One thing any design process needs is outside validation. That generally means holding clinics and presenting a concept, before awaiting the verdict of potential customers.
The Kodiaq went through this process, too, and it’s a tribute to the vision of the Skoda design team that its path to production was largely seamless. “Yes, we did clinics, and the feedback was really positive from the start,” recalls Neuhold. “People said it looks tough and strong, and that meant a lot.” The concept [the Vision S seen at 2016’s Geneva Motor Show] was obviously close to what was planned for the production car, and there was a good reason for that, because the design team had enjoyed the luxury of nearly two years’ work to get it right.
“We had to get it approved by the board members, but we’d showed how we wanted it in 2014,” explains Neuhold. “We had a design that was almost driveable where you could see the proportions.” After that it was tried and tested on the track to ensure it drove properly, so when it came to Geneva, the Vision S was very close to the finished article – it had to be. Neuhold adds: “Design is mainly proportion. You can decorate it how you want, but if the proportions are not right or it doesn’t have a good stance, it’s useless. So what you get there [the concept], you get in production.”
With the reaction overwhelmingly positive, the production green light pressed and the Kodiaq successfully unveiled last year and now in showrooms, it’s time for Neuhold and his team to reflect on what appears a job well done.
What’s he most proud of in the car that will lead Skoda’s SUV charge? “The overall expression,” he smiles. “It’s tough and very characterful. It’s a real statement and a true Skoda.” Few would disagree with that.

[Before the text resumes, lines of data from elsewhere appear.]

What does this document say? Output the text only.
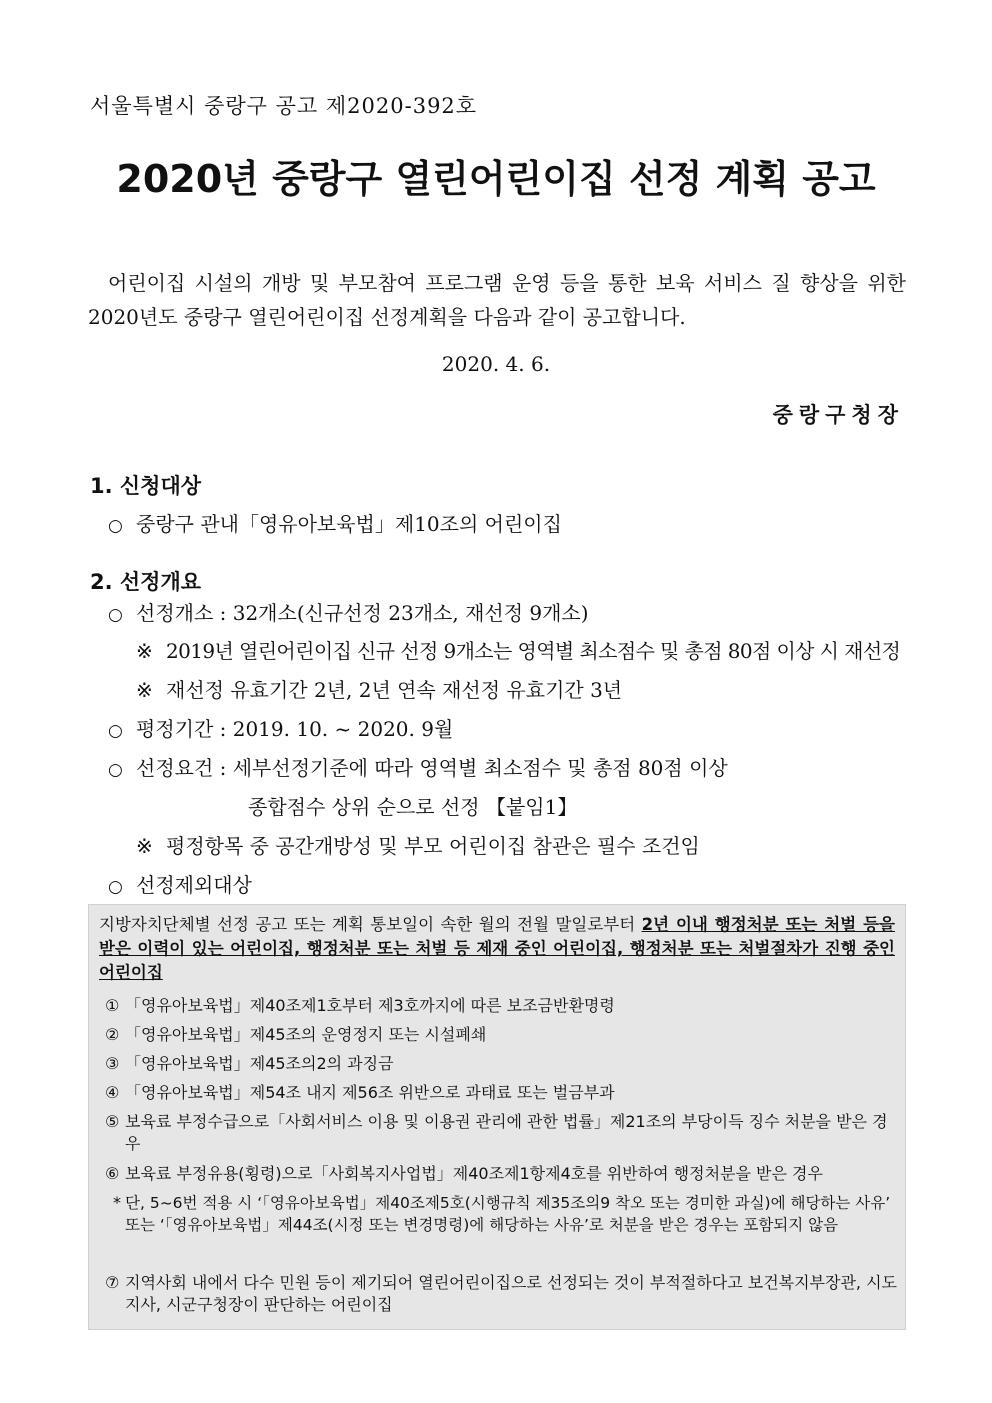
서울특별시 중랑구 공고 제2020-392호
2020년 중랑구 열린어린이집 선정 계획 공고
어린이집 시설의 개방 및 부모참여 프로그램 운영 등을 통한 보육 서비스 질 향상을 위한 2020년도 중랑구 열린어린이집 선정계획을 다음과 같이 공고합니다.
2020. 4. 6.
중랑구청장
1. 신청대상
○ 중랑구 관내「영유아보육법」제10조의 어린이집
2. 선정개요
○ 선정개소 : 32개소(신규선정 23개소, 재선정 9개소)
※ 2019년 열린어린이집 신규 선정 9개소는 영역별 최소점수 및 총점 80점 이상 시 재선정
※ 재선정 유효기간 2년, 2년 연속 재선정 유효기간 3년
○ 평정기간 : 2019. 10. ~ 2020. 9월
○ 선정요건 : 세부선정기준에 따라 영역별 최소점수 및 총점 80점 이상
종합점수 상위 순으로 선정 【붙임1】
※ 평정항목 중 공간개방성 및 부모 어린이집 참관은 필수 조건임
○ 선정제외대상
지방자치단체별 선정 공고 또는 계획 통보일이 속한 월의 전월 말일로부터 2년 이내 행정처분 또는 처벌 등을 받은 이력이 있는 어린이집, 행정처분 또는 처벌 등 제재 중인 어린이집, 행정처분 또는 처벌절차가 진행 중인 어린이집
① 「영유아보육법」제40조제1호부터 제3호까지에 따른 보조금반환명령
② 「영유아보육법」제45조의 운영정지 또는 시설폐쇄
③ 「영유아보육법」제45조의2의 과징금
④ 「영유아보육법」제54조 내지 제56조 위반으로 과태료 또는 벌금부과
⑤ 보육료 부정수급으로「사회서비스 이용 및 이용권 관리에 관한 법률」제21조의 부당이득 징수 처분을 받은 경우
⑥ 보육료 부정유용(횡령)으로「사회복지사업법」제40조제1항제4호를 위반하여 행정처분을 받은 경우
* 단, 5~6번 적용 시 ‘「영유아보육법」제40조제5호(시행규칙 제35조의9 착오 또는 경미한 과실)에 해당하는 사유’ 또는 ‘「영유아보육법」제44조(시정 또는 변경명령)에 해당하는 사유’로 처분을 받은 경우는 포함되지 않음
⑦ 지역사회 내에서 다수 민원 등이 제기되어 열린어린이집으로 선정되는 것이 부적절하다고 보건복지부장관, 시도지사, 시군구청장이 판단하는 어린이집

How the Kodiaq leads the way for Skoda’s SUVs
Skoda’s plan to double sales by 2025 globally means there’s a host of new SUVs on the way, and in terms of design, the Kodiaq will have a clear influence on what follows from the brand.
On sale: 2017
We’ve already driven an early prototype of the Yeti successor, and the influence of the bigger SUV is obvious. Neuhold says: “The old Yeti was polarising. The design was very different from everything. The new car is coming from the Kodiaq, but has its own identity as well.”
Skoda Kodiaq Coupe
On sale: 2018
The coupe-SUV has exploded in popularity in recent years, and Skoda is set to join in with a new model set for launch in China next year, but still not confirmed for Europe. It’ll have a more swoopy roofline than the Kodiaq, but head of exterior design Karl Neuhold says it will “echo the styling”.
Baby Skoda Karoq
On sale: 2019
Another crossover in the pipeline from Skoda is a Nissan Juke rival that will sit beneath the Karoq. The car is already under development, company bosses have confirmed. It’s likely the newcomer will share its mechanical make-up with SEAT’s upcoming Arona.